The Laparoscopic Approach to Cervical Cancer (LACC) trial ran at 33 centers in 12 countries, including six U.S. centers. The study randomized women during 2008-2017 who had stage 1A1, 1A2, or 1B1 cervical cancer to either MIS or open surgery for a radical hysterectomy. Each participating center had to submit to a trial review committee full case records for 10 patients and unedited surgical videos of two patients who had previously undergone a minimally invasive radical hysterectomy at the center to document local prowess with MIS.

Dr. Ramirez and his colleagues designed LACC to prove the noninferiority of MIS and calculated an expected enrollment of 740 patients based on statistical expectations, but the study stopped early after enrolling 631 patients because of the adverse outcomes identified in the MIS patients, with a median follow-up of 2.5 years instead of the planned follow-up of 4.5 years. The study reached the 4.5-year follow-up in about 39% of patients. Of the 312 patients randomized to undergo laparotomy, 88% actually underwent the surgery; of the 319 patients randomized to MIS, 91% received this surgery, with 16% of the MIS procedures done using robotic assistance.

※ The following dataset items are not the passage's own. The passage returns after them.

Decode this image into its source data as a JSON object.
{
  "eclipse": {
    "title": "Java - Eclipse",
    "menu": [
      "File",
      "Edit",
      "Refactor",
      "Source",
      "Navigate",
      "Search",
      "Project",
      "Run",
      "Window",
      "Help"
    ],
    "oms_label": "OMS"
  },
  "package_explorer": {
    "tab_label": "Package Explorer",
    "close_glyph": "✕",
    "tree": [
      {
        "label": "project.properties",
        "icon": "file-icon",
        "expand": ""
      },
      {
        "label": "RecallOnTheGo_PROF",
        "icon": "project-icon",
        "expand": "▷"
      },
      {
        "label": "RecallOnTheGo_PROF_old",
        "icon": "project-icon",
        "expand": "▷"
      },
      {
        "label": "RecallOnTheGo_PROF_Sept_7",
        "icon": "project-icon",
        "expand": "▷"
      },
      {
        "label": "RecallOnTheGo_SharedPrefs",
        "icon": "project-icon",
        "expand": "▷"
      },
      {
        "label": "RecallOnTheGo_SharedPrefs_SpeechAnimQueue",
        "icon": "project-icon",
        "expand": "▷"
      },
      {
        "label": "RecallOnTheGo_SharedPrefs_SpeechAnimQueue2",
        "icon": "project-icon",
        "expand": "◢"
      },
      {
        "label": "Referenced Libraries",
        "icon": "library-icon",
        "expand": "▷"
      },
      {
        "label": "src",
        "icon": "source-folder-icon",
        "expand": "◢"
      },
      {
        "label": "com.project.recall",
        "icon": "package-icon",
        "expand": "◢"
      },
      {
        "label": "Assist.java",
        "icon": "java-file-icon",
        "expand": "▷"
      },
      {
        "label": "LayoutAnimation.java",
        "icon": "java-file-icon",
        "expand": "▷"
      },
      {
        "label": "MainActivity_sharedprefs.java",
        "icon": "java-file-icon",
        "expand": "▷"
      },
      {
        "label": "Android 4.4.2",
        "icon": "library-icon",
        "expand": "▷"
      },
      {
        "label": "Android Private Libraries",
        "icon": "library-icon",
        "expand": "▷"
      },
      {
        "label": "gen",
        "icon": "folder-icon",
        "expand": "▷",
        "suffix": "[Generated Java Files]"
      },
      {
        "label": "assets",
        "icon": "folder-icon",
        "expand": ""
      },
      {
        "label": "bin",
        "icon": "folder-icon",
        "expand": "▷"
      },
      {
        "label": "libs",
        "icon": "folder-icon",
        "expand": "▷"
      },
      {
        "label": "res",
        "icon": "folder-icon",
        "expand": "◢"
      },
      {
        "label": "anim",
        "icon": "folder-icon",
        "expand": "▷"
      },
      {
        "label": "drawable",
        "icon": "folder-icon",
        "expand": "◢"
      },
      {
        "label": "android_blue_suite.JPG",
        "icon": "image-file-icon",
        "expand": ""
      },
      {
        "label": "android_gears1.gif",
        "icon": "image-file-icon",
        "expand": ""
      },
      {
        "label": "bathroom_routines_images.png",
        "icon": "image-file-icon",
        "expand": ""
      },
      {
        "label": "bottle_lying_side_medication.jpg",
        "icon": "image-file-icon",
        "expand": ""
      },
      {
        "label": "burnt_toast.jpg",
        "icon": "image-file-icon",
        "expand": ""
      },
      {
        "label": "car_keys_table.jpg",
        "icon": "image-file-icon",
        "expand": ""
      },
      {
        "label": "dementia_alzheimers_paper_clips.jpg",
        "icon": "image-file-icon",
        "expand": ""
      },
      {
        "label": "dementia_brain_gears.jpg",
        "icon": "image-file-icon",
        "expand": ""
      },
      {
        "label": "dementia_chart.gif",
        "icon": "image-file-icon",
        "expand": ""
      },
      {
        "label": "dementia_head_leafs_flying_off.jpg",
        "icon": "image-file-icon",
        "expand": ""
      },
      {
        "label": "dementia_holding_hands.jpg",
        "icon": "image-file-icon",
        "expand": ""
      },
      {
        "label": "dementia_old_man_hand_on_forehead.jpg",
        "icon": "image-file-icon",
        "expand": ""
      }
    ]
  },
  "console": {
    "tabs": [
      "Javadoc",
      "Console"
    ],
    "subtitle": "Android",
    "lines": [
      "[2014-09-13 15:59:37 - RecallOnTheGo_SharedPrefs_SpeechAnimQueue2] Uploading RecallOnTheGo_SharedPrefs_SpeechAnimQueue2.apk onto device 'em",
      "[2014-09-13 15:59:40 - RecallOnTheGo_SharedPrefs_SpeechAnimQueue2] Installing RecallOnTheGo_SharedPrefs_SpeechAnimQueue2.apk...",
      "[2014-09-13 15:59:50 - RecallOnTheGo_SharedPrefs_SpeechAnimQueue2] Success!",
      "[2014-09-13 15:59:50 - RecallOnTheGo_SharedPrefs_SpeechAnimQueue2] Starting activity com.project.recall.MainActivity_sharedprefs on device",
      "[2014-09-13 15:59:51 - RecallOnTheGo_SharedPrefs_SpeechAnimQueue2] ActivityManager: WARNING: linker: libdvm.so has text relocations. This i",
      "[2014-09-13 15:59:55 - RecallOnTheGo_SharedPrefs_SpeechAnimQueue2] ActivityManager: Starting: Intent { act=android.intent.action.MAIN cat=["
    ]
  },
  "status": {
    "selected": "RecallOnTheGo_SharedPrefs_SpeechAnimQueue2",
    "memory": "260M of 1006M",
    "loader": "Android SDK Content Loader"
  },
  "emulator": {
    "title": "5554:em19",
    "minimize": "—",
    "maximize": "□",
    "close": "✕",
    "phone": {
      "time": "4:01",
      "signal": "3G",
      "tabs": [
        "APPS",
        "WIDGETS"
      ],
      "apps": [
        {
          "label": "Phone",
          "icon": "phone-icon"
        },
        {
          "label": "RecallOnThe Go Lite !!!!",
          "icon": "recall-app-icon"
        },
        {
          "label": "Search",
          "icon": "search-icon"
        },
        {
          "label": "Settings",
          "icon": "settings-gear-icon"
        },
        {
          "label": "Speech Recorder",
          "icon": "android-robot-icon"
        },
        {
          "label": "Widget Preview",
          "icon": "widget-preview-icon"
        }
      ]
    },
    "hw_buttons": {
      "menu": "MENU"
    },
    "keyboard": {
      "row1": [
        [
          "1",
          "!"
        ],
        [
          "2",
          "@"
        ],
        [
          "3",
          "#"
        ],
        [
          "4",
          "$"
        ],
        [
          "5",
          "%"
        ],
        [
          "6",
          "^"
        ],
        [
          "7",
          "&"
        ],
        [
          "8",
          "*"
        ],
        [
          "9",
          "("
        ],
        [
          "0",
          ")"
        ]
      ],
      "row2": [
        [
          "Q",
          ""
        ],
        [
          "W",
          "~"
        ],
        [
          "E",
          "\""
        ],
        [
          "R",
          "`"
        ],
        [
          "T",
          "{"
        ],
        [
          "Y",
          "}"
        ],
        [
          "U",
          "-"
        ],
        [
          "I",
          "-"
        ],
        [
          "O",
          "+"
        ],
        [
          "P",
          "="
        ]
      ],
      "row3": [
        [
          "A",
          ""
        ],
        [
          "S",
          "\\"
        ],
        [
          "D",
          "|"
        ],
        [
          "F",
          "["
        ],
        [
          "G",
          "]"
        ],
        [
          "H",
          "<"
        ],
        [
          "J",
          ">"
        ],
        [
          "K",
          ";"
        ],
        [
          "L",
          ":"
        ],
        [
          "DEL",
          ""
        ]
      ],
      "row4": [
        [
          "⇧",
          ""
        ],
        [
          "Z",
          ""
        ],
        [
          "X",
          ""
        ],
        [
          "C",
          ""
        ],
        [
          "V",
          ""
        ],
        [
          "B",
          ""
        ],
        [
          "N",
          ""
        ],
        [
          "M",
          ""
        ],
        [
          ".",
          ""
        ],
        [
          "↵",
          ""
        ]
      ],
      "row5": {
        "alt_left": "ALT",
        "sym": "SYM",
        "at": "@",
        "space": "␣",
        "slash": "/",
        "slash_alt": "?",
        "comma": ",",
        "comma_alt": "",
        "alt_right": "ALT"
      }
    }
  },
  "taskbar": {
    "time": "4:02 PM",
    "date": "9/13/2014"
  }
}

The study’s primary endpoint was disease-free survival at 4.5 years, which occurred in 86% of the MIS patients and in 96.5% of the laparotomy patients, a difference that failed to meet the study’s prespecified definition of noninferiority for MIS, reported Dr. Ramirez, a professor of gynecologic oncology and director of Minimally Invasive Surgery Research and Education at the MD Anderson Cancer Center. In addition, several secondary analyses of the data all showed starkly superior outcomes in the laparotomy subgroup.